A key finding of Hajek et al. is that among participants with sustained abstinence at 1 year, 63 of 79 (80%) in the e-cigarette group were still using e-cigarettes, whereas only 4 of 44 (9%) in the nicotine-replacement group were still using nicotine replacement. This differential pattern of long-term use raises concerns about the health consequences of long-term e-cigarette use. E-cigarette vapor contains many toxins and exerts potentially adverse biologic effects on human cells in vitro or in animal models, although toxin levels and biologic effects are generally lower than those of tobacco smoke.10 A study involving humans showed an altered bronchial epithelial proteome in association with e-cigarette use, including some protein alterations also seen among tobacco smokers.11 In a mouse model, inhalational exposure to nebulized e-cigarette liquid containing nicotine resulted in distal airspace enlargement that was consistent with pulmonary emphysema.12 These findings argue against complacency in accepting the transition from tobacco smoking to indefinite e-cigarette use as a completely successful smoking-cessation outcome.

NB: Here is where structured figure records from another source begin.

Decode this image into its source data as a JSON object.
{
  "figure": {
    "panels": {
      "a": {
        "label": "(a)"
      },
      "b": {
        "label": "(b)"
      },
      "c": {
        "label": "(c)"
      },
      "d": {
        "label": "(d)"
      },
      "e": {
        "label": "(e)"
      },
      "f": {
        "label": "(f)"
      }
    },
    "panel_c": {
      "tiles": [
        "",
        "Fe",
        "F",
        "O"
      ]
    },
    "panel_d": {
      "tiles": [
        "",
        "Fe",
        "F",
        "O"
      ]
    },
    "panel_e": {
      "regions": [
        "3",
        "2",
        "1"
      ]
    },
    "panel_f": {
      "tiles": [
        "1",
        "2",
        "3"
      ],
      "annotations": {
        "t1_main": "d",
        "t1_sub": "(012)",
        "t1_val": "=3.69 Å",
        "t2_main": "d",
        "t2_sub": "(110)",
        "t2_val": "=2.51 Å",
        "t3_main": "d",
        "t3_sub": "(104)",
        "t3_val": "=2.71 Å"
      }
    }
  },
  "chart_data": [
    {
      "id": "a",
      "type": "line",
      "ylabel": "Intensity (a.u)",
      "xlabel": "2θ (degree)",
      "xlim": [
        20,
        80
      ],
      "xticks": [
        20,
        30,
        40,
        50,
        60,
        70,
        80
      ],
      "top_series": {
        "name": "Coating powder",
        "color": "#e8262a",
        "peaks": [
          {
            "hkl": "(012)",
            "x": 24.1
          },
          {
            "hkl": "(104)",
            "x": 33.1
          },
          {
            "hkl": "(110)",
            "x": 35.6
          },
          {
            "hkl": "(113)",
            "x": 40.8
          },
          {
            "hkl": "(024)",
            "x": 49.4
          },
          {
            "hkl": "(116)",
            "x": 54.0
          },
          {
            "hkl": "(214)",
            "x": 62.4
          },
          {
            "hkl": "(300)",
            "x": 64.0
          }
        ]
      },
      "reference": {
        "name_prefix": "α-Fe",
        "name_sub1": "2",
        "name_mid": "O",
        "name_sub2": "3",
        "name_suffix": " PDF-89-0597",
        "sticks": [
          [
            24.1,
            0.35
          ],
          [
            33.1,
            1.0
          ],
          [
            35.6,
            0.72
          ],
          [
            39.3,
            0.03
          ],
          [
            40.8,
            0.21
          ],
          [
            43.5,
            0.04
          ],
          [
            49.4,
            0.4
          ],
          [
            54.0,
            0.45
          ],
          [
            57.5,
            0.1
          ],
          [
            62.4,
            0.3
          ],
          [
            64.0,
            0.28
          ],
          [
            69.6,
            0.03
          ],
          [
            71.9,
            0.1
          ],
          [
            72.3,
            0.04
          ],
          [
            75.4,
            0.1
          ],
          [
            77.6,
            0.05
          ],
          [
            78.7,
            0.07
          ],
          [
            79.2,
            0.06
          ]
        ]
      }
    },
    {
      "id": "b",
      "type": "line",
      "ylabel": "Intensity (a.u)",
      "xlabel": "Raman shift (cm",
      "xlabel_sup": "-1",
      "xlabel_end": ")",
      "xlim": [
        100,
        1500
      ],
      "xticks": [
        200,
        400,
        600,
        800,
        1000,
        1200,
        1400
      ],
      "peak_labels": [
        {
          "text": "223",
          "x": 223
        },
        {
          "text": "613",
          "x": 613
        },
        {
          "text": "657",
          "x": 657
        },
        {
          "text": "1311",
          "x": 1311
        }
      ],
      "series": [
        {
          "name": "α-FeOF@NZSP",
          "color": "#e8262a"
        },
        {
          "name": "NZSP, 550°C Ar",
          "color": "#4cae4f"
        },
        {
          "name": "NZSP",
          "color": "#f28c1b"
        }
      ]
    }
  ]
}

An additional societal consideration is the effect of adult e-cigarette use on children and young adults. Adult use may not only expose children to e-cigarette vapor but also models addictive behavior. There is substantial evidence that e-cigarette use by youth increases the risk of smoking combustible tobacco cigarettes,10 and the U.S. Surgeon General has recently declared e-cigarette use among youth “an epidemic.”13
A consensus has emerged that e-cigarettes are safer than traditional combustible cigarettes,10 but it remains controversial whether e-cigarettes should be recommended as a first-line treatment to assist smoking cessation, alongside FDA-approved treatments. The appropriate duration of e-cigarette “treatment” for smokers trying to quit is also uncertain. We recommend that e-cigarettes be used only when FDA-approved treatments (combined with behavioral counseling) fail, that patients be advised to use the lowest dose needed to manage their cravings, and that there be a clear timeline and “off ramp” for use. Use of e-cigarettes should be monitored by health care providers, like other pharmacologic smoking-cessation treatments. The efficacy and safety of e-cigarettes need to be evaluated in high-risk subgroups, and further research on the health consequences of long-term e-cigarette use is needed.